In present study, we observed the expression of ApoA5 gradually decreased as hepatic function got worse both in vitro (huh 7 cell) and in vivo (mouse model), demonstrating that ApoA5 is mainly synthesized in hepatocyte and its production may be influenced when the liver is under attack and the hepatic function is impaired. The ALT and TNF-α are considered as key indicators of liver injury. Our results showed that ApoA5 overexpression significantly decreased LPS/d-GalN-induced ALT and TNF-α productions in the serum. At the same time, mice histological analysis displayed ApoA5 alleviated LPS/d-GalN-induced liver injury. In addition, ApoA5 overexpression also reduced the apoptotic cells. These findings suggested a protective role of ApoA5 in LPS/d-GalN-induced liver injury.
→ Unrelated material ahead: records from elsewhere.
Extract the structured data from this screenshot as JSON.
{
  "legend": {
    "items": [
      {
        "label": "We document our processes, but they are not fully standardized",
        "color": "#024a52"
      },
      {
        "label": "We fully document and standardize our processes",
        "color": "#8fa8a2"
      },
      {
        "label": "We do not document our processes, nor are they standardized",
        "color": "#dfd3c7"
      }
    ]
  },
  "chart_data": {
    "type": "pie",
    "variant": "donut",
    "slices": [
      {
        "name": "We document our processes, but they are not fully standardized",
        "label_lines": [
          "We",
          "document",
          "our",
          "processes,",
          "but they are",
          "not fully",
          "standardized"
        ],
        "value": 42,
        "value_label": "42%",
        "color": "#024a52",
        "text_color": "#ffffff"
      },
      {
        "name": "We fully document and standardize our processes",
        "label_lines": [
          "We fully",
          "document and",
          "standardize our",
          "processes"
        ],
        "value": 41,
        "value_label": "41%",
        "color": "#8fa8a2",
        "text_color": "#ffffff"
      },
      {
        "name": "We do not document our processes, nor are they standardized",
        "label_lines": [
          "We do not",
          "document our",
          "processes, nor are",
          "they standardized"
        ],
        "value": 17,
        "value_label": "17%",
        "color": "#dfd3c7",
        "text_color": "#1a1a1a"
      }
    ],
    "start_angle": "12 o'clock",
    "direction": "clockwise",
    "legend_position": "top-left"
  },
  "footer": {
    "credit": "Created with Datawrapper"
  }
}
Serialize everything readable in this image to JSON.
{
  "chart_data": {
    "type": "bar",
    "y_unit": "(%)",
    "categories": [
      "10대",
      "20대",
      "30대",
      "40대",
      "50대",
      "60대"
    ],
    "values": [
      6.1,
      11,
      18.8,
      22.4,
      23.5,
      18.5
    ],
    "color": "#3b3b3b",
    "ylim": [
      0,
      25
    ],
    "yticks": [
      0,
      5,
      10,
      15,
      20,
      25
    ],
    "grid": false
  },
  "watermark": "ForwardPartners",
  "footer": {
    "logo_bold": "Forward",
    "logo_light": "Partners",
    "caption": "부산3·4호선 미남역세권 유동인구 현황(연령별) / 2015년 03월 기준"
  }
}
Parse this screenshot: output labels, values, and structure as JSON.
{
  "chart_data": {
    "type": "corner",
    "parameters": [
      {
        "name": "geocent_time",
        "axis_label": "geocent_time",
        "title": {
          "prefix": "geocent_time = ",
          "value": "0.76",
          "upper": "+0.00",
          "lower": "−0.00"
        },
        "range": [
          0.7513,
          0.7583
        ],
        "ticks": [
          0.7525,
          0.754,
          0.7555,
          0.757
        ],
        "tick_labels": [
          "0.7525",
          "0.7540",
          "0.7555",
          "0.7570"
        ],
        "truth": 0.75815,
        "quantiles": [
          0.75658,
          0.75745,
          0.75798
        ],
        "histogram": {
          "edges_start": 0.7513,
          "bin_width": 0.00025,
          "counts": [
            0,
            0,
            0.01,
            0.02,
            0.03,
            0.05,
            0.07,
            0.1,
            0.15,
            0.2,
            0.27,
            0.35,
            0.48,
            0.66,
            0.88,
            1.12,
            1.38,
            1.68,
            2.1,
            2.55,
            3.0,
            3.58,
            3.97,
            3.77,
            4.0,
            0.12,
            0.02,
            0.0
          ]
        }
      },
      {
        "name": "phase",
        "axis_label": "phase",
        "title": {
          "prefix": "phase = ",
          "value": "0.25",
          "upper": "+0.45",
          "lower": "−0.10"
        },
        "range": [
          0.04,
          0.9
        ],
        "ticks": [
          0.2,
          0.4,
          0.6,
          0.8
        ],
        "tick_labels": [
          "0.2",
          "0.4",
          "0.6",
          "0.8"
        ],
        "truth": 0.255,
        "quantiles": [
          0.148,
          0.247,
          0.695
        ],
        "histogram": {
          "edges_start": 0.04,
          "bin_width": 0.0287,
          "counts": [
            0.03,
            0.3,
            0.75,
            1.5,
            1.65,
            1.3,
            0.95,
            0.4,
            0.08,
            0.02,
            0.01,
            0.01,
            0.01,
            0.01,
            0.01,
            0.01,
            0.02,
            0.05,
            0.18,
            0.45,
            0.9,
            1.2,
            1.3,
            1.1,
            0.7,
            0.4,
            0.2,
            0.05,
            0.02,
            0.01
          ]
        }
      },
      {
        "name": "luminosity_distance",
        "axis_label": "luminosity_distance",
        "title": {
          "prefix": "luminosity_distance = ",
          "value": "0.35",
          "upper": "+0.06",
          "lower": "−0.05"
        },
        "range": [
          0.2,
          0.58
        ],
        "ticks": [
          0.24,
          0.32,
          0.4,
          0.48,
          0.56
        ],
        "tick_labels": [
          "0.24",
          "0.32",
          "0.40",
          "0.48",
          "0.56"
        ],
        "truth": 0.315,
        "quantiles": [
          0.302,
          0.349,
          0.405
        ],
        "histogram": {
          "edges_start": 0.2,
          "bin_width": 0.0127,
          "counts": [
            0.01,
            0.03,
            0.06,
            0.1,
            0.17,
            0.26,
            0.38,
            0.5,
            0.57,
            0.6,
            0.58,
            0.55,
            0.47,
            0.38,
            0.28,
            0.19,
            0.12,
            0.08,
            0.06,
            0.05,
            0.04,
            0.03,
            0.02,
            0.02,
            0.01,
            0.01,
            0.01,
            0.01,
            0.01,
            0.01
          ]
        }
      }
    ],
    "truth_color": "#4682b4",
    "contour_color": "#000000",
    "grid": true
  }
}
Evidences have proved that TLR4, a member of TLR family, is the main receptor for the recognition of LPS and is quite vital in LPS-induced liver injury [21, 22]. It has reported that TLR4 upregulation functions in endotoxin-induced liver injury and decreases the mice survival rate after hepatectomy [21]. NF-κB is an important molecule located downstream of TLR4 signaling pathway and functions in inflammatory response [23]. TLR4 pathway in response to LPS can activate NF-κB and induce the production of pro-inflammatory cytokines, such as TNFα [24]. The mechanism of the combination of LPS and d-GalN induced liver failure partly relies on the activation of NF-κB signaling pathway. LPS triggers immune response via TLR4, following the activation of NF-κB pathway to release NF-κBp65 [25]. Then the released NF-κBp65 translocates to the nucleus and stimulates the transcription of inflammatory genes [26]. Thus, targeting the TLR4-mediated NF-κB pathway may be a way to alleviate LPS/d-GalN—induced liver failure. Previous study has proved that Baicalin may act as TLR4 antagonist and protect chicken from LPS-induced liver inflammation through down-regulation of TLR4 and NF-κB expressions [27]. Sea buckthorn polysaccharide extracts attenuated liver injury in LPS/d-GalN—challenged mice via inhibiting the TLR4-NF-κB signaling pathway [28]. Similarly, in this study we found ApoA5 pretreatment inhibited LPS/d-GalN- induced up-regulation of TLR4, MyD88 and NF-κBp65. These results indicated that ApoA5 exerted its hepatoprotective effect in mice by inhibiting TLR4- mediated NF-κB activation and it may be a potential therapeutic target for liver injury.

In summary, this study demonstrated that ApoA5 had a protective effect against LPS/d-GalN-induced liver failure within a certain range by inhibiting TLR4-mediated NF-κB pathway, and ApoA5 might be a potential target for the prevention of FHF induced by LPS/d-GalN in mice.